Déjà ?...
18h00... Il est temps, il est l'heure, d'écrire quelques mots qui je l'espère feront écho.
"Il est temps, il est l'heure", j'adore cette formule. De tous mes mots, ce sont peut-être mes préférés.
Il est temps, c'est l'heure, de s'y mettre, d'arriver, d'y être, d'en repartir. La cloche a sonné, c'est celui de la récré, et celle du début des cours.
Il est temps, là, maintenant, tout de suite, car est venue l'heure du grand départ vers de nouvelles expériences qui n'attendaient que le zéro de tous nos comptes à rebours.
C'est un choix, ou c'est comme ça, le temps est là, l'horloge a sonné et peu importe la raison humaine ou divine de cette alliance si étrangement palpable d'une dimension toute relative avec un cycle de rotation des plus sérieux.

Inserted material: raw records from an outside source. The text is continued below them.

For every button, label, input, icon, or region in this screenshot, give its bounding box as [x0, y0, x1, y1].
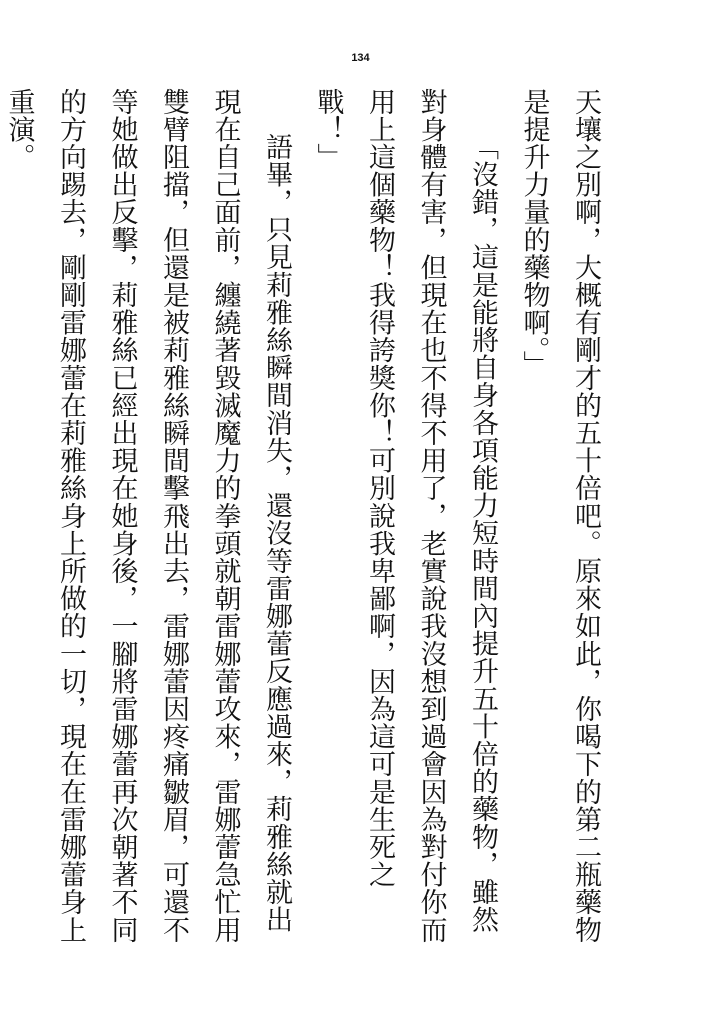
paragraph-2: 「沒錯，這是能將自身各項能力短時間內提升五十倍的藥物，雖然對身體有害，但現在也不得不用了，老實說我沒想到過會因為對付你而用上這個藥物！我得誇獎你！可別說我卑鄙啊，因為這可是生死之戰！」: [312, 88, 498, 944]
paragraph-3: 語畢，只見莉雅絲瞬間消失，還沒等雷娜蕾反應過來，莉雅絲就出現在自己面前，纏繞著毀滅魔力的拳頭就朝雷娜蕾攻來，雷娜蕾急忙用雙臂阻擋，但還是被莉雅絲瞬間擊飛出去，雷娜蕾因疼痛皺眉，可還不等她做出反擊，莉雅絲已經出現在她身後，一腳將雷娜蕾再次朝著不同的方向踢去，剛剛雷娜蕾在莉雅絲身上所做的一切，現在在雷娜蕾身上重演。: [3, 88, 292, 944]
page-number: 134: [351, 52, 370, 64]
body-text: [0, 88, 611, 948]
paragraph-1: 天壤之別啊，大概有剛才的五十倍吧。原來如此，你喝下的第二瓶藥物是提升力量的藥物啊。」: [518, 88, 601, 944]
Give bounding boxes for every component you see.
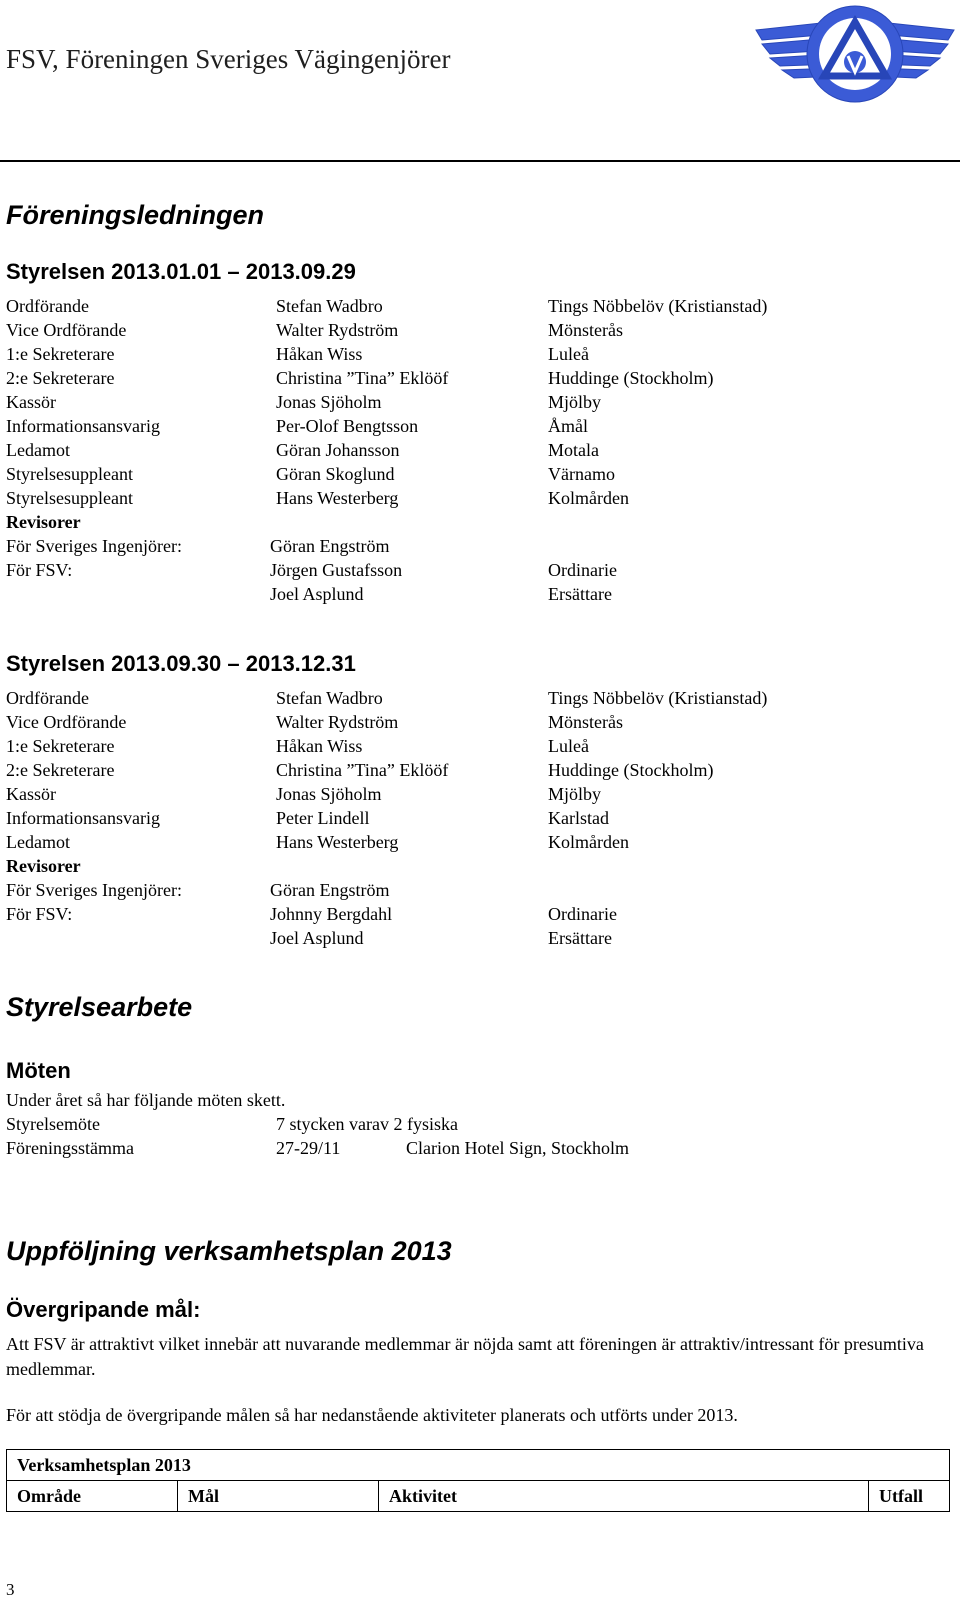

Mais, au-delà de l'instantanéité contenue dans l'expression, de ce besoin d'agir qui s'impose soudainement ou de ce devoir incontournable à remplir coûte que coûte, il est toujours temps et il est toujours l'heure de mieux faire, comme de ne rien faire, de laisser faire et de tout rattraper.
Il est et sera toujours temps de se prendre à bras-le-corps en s'aimant très fort pour se donner le courage de s'aventurer sur un nouveau chemin comme il est et sera toujours l'heure de s'assoir pour faire le point, seul, ou avec les siens.
Il est temps, il est l'heure, oui, de plein de choses comme de rien du tout, mais il a été, est et sera toujours le temps et l'heure d'aimer.